Texas A&M Study Redirects Mammalian Fibroblasts to Form Blastema-Like Structures via Sequential FGF2-BMP2 Treatment

The team applied FGF2 post-closure to induce blastema-like aggregates from local fibroblasts, then BMP2 to drive positional re-specification and tissue patterning. This avoided exogenous stem cells entirely, instead exploiting endogenous cells already at the injury site. Sample sizes were modest rodent cohorts with histological and micro-CT endpoints confirming partial but organized skeletal and connective tissue restoration. The work builds on Muneoka's prior digit regeneration studies and parallels salamander blastema mechanics without requiring phylogenetic comparisons.

Prior coverage emphasized scar-versus-regeneration duality but overlooked how timing of FGF2 after epithelialization prevents premature fibrosis while enabling positional information reset. This reframes mammalian healing not as a binary loss but as a tunable process, linking to broader fibroblast plasticity seen in wound healing transcriptomics and challenging stem-cell-centric regenerative strategies.

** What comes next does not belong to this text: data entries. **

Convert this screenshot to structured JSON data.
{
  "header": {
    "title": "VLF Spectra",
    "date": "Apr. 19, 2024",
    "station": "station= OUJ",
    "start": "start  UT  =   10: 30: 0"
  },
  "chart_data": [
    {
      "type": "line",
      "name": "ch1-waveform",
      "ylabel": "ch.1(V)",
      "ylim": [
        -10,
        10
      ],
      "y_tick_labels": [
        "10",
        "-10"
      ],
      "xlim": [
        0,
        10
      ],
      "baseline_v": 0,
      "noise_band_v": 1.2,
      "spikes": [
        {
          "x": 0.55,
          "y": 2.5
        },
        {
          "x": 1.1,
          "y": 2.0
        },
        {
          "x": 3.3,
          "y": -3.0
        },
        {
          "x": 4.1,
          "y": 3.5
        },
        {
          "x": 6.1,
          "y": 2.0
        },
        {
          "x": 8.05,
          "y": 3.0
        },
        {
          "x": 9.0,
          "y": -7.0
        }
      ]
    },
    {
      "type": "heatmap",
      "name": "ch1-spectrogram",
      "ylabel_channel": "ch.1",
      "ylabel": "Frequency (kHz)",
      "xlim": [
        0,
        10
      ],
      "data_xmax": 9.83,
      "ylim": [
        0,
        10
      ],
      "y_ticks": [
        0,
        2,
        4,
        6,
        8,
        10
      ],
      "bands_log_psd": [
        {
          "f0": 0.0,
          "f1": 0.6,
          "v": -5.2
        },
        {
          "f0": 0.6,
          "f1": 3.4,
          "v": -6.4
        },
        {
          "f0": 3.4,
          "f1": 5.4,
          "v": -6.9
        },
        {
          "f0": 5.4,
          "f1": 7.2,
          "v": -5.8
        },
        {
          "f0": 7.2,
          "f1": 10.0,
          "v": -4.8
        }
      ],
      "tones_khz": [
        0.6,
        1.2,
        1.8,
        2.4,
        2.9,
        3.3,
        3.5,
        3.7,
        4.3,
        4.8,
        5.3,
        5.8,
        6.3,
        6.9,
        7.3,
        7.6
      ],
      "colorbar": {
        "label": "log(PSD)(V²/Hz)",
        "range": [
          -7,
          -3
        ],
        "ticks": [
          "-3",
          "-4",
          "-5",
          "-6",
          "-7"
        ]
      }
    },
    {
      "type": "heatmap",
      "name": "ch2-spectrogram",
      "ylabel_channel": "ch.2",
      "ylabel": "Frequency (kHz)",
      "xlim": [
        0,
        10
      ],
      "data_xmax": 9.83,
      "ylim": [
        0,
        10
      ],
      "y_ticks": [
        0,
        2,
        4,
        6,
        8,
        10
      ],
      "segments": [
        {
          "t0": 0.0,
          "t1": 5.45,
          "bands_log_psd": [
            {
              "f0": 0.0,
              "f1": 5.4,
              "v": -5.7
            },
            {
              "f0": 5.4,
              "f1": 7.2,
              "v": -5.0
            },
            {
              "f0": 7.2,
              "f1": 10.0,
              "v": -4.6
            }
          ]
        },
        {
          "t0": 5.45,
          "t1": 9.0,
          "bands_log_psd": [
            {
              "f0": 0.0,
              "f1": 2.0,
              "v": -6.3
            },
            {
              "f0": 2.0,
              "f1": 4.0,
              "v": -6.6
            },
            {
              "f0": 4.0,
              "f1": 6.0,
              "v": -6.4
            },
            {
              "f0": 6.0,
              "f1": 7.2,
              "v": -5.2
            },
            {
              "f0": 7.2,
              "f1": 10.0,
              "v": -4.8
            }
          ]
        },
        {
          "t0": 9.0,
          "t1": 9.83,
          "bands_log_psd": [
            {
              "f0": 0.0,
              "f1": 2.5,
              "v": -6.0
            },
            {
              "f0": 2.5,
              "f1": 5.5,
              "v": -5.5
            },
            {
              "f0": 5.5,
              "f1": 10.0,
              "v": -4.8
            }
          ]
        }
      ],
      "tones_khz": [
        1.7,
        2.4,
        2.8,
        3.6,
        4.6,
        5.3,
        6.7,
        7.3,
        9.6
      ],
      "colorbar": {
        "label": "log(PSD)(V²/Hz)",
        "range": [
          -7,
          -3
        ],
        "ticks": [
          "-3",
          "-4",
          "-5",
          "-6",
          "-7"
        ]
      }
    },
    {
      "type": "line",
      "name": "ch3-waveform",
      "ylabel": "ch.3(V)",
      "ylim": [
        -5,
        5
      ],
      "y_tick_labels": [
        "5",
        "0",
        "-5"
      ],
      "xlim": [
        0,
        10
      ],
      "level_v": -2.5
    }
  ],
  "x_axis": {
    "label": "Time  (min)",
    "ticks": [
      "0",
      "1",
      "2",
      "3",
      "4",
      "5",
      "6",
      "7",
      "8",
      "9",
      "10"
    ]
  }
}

Long-term implications include reduced amputation morbidity and potential extension to aging-related tissue decline if dosing windows and factor combinations can be refined. Next steps require larger animal models with functional load-bearing tests and single-cell tracking to confirm lineage contributions.

Key limitation remains incomplete morphological fidelity; strengthening evidence demands blinded multi-center replication in non-rodent mammals with quantified biomechanical outcomes.